Since I hate Moodle with a passion, and emails come second, I have of course immediately moved all communication into MS Teams and Zoom. And noticed I have never had so many thank you messages than I had this semester (across various platforms). One mechanism was certainly that with all the worries during the last months learners might be more appreciative of support. But I also took care to amplify my voice, to make a point of being more present–which is so much easier if I can just send a chat message, and a gif. Rather than having to use forums, which are a minimum of six clicks away; or emails which always have this air of formality about them, and I end up deleting more than writing.*

So, anyway these thoughts were meandering through my mind, when, suddenly:

The Aha-Moment

I was contemplating forms of communication, and decided to make a list of all the communication that has to happen during the year.
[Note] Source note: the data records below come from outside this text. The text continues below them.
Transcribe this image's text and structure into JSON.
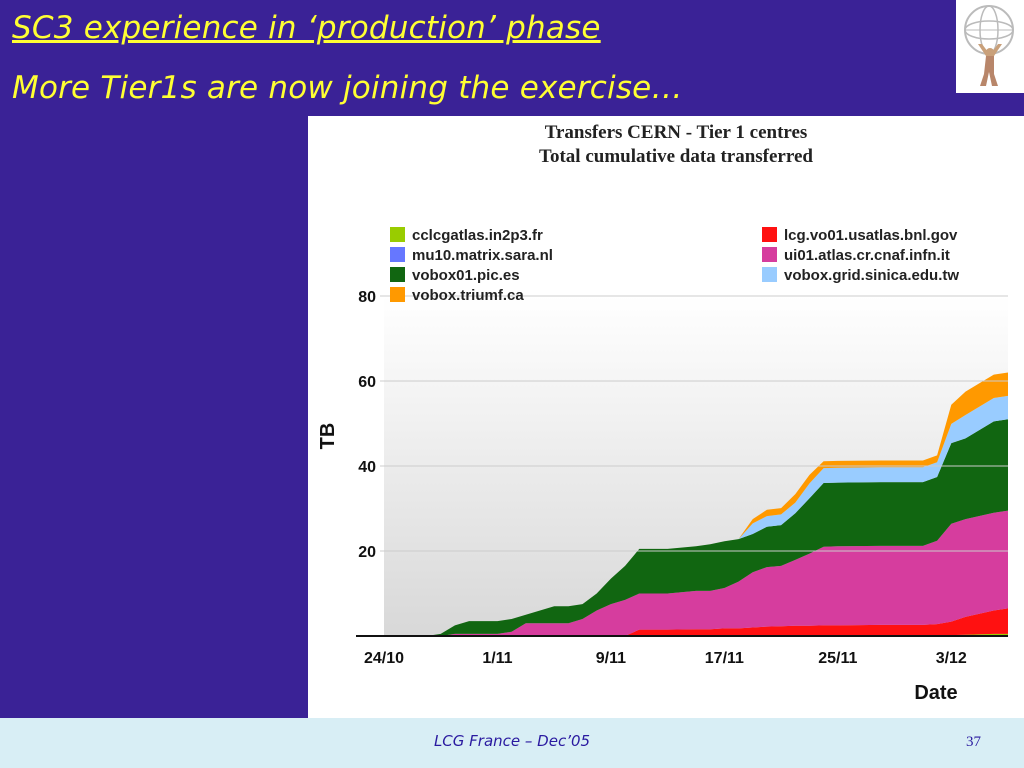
{
  "slide": {
    "title": "SC3 experience in ‘production’ phase",
    "subtitle": "More Tier1s are now joining the exercise…",
    "footer": "LCG France – Dec’05",
    "page_number": "37"
  },
  "chart_data": {
    "type": "area",
    "stacked": true,
    "title": "Transfers CERN - Tier 1 centres",
    "subtitle": "Total cumulative data transferred",
    "xlabel": "Date",
    "ylabel": "TB",
    "ylim": [
      0,
      80
    ],
    "yticks": [
      20,
      40,
      60,
      80
    ],
    "xlim": [
      "2005-10-24",
      "2005-12-07"
    ],
    "xticks": [
      "24/10",
      "1/11",
      "9/11",
      "17/11",
      "25/11",
      "3/12"
    ],
    "x": [
      "2005-10-24",
      "2005-10-27",
      "2005-10-28",
      "2005-10-29",
      "2005-10-30",
      "2005-11-01",
      "2005-11-02",
      "2005-11-03",
      "2005-11-05",
      "2005-11-06",
      "2005-11-07",
      "2005-11-08",
      "2005-11-09",
      "2005-11-10",
      "2005-11-11",
      "2005-11-13",
      "2005-11-15",
      "2005-11-16",
      "2005-11-17",
      "2005-11-18",
      "2005-11-19",
      "2005-11-20",
      "2005-11-21",
      "2005-11-22",
      "2005-11-23",
      "2005-11-24",
      "2005-11-25",
      "2005-11-28",
      "2005-11-30",
      "2005-12-01",
      "2005-12-02",
      "2005-12-03",
      "2005-12-04",
      "2005-12-06",
      "2005-12-07"
    ],
    "series": [
      {
        "name": "cclcgatlas.in2p3.fr",
        "color": "#99cc00",
        "values": [
          0,
          0,
          0,
          0,
          0,
          0,
          0,
          0,
          0,
          0,
          0,
          0,
          0,
          0,
          0,
          0,
          0,
          0,
          0,
          0,
          0,
          0,
          0,
          0,
          0,
          0,
          0,
          0,
          0,
          0,
          0,
          0.2,
          0.3,
          0.5,
          0.5
        ]
      },
      {
        "name": "lcg.vo01.usatlas.bnl.gov",
        "color": "#ff1111",
        "values": [
          0,
          0,
          0,
          0,
          0,
          0,
          0,
          0,
          0,
          0,
          0,
          0,
          0,
          0,
          1.5,
          1.5,
          1.6,
          1.6,
          1.8,
          1.8,
          2.0,
          2.2,
          2.3,
          2.4,
          2.4,
          2.5,
          2.5,
          2.6,
          2.6,
          2.6,
          2.8,
          3.2,
          4.2,
          5.5,
          6
        ]
      },
      {
        "name": "mu10.matrix.sara.nl",
        "color": "#6677ff",
        "values": [
          0,
          0,
          0,
          0,
          0,
          0,
          0,
          0,
          0,
          0,
          0,
          0,
          0,
          0,
          0,
          0,
          0,
          0,
          0,
          0,
          0,
          0,
          0,
          0,
          0,
          0,
          0,
          0,
          0,
          0,
          0,
          0,
          0,
          0,
          0
        ]
      },
      {
        "name": "ui01.atlas.cr.cnaf.infn.it",
        "color": "#d63d9e",
        "values": [
          0,
          0,
          0,
          0.5,
          0.5,
          0.5,
          1,
          3,
          3,
          3,
          4,
          6,
          7.5,
          8.5,
          8.5,
          8.5,
          9,
          9,
          9.5,
          11,
          13,
          14,
          14.2,
          15.5,
          17,
          18.5,
          18.6,
          18.6,
          18.6,
          18.6,
          19.6,
          23,
          23,
          23,
          23
        ]
      },
      {
        "name": "vobox01.pic.es",
        "color": "#116611",
        "values": [
          0,
          0,
          0.5,
          2,
          3,
          3,
          3,
          2,
          4,
          4,
          3.5,
          4,
          6,
          8,
          10.5,
          10.5,
          10.5,
          11,
          11,
          10,
          9,
          9.5,
          9.6,
          11,
          13,
          15,
          15,
          15,
          15,
          15,
          15,
          19,
          19,
          21.5,
          21.5
        ]
      },
      {
        "name": "vobox.grid.sinica.edu.tw",
        "color": "#99ccff",
        "values": [
          0,
          0,
          0,
          0,
          0,
          0,
          0,
          0,
          0,
          0,
          0,
          0,
          0,
          0,
          0,
          0,
          0,
          0,
          0,
          0,
          2.5,
          2.5,
          2.5,
          2.5,
          3.5,
          3.5,
          3.5,
          3.5,
          3.5,
          3.5,
          3.5,
          4.5,
          5.5,
          5.5,
          5.5
        ]
      },
      {
        "name": "vobox.triumf.ca",
        "color": "#ff9900",
        "values": [
          0,
          0,
          0,
          0,
          0,
          0,
          0,
          0,
          0,
          0,
          0,
          0,
          0,
          0,
          0,
          0,
          0,
          0,
          0,
          0,
          1,
          1.5,
          1.5,
          2,
          2,
          1.6,
          1.6,
          1.6,
          1.6,
          1.6,
          1.6,
          4.5,
          5.5,
          5.5,
          5.5
        ]
      }
    ],
    "legend": {
      "placement": "top",
      "left_column": [
        "cclcgatlas.in2p3.fr",
        "mu10.matrix.sara.nl",
        "vobox01.pic.es",
        "vobox.triumf.ca"
      ],
      "right_column": [
        "lcg.vo01.usatlas.bnl.gov",
        "ui01.atlas.cr.cnaf.infn.it",
        "vobox.grid.sinica.edu.tw"
      ]
    },
    "grid": false
  }
}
When I realised that I had listed course handbooks, instructions, assessment descriptors to the list–without much thought.

Yup. That was it.

I know obvious!

What I had–until today–labelled as administrative chores that are usually hovering somewhere on the To-Do list of life, is actually, in fact, communication with my learners, not admin (as such). This entirely shifted my perspective of providing material, such as course handbooks etc. They are not just a necessary collection of rules, policies, and information, but they are de facto, key communication with our learners. So. Not sure what’s next after that insight. And how I am rephrasing–reshaping this communication because it is clearly not successful.
I mean how often have you thought or told your email client after receiving an inquiry: ‘Read the syllabus!’
Been ask by half the class the same question, although the answer is in at least three places in the course handbook? Does this sound like successful communication to you?

Hm. Any ideas are welcome!

But seriously, is this not the most important but also most Duh-moment insight to have? Quite embarrassing when I think about it–so I won’t. Just thought I share, for entertainment purposes only. Well, or if you happen to have moments like these to let you know: you are not alone!

*Even a short email can take me up to an hour to write! Come to think of it maybe this is email anxiety?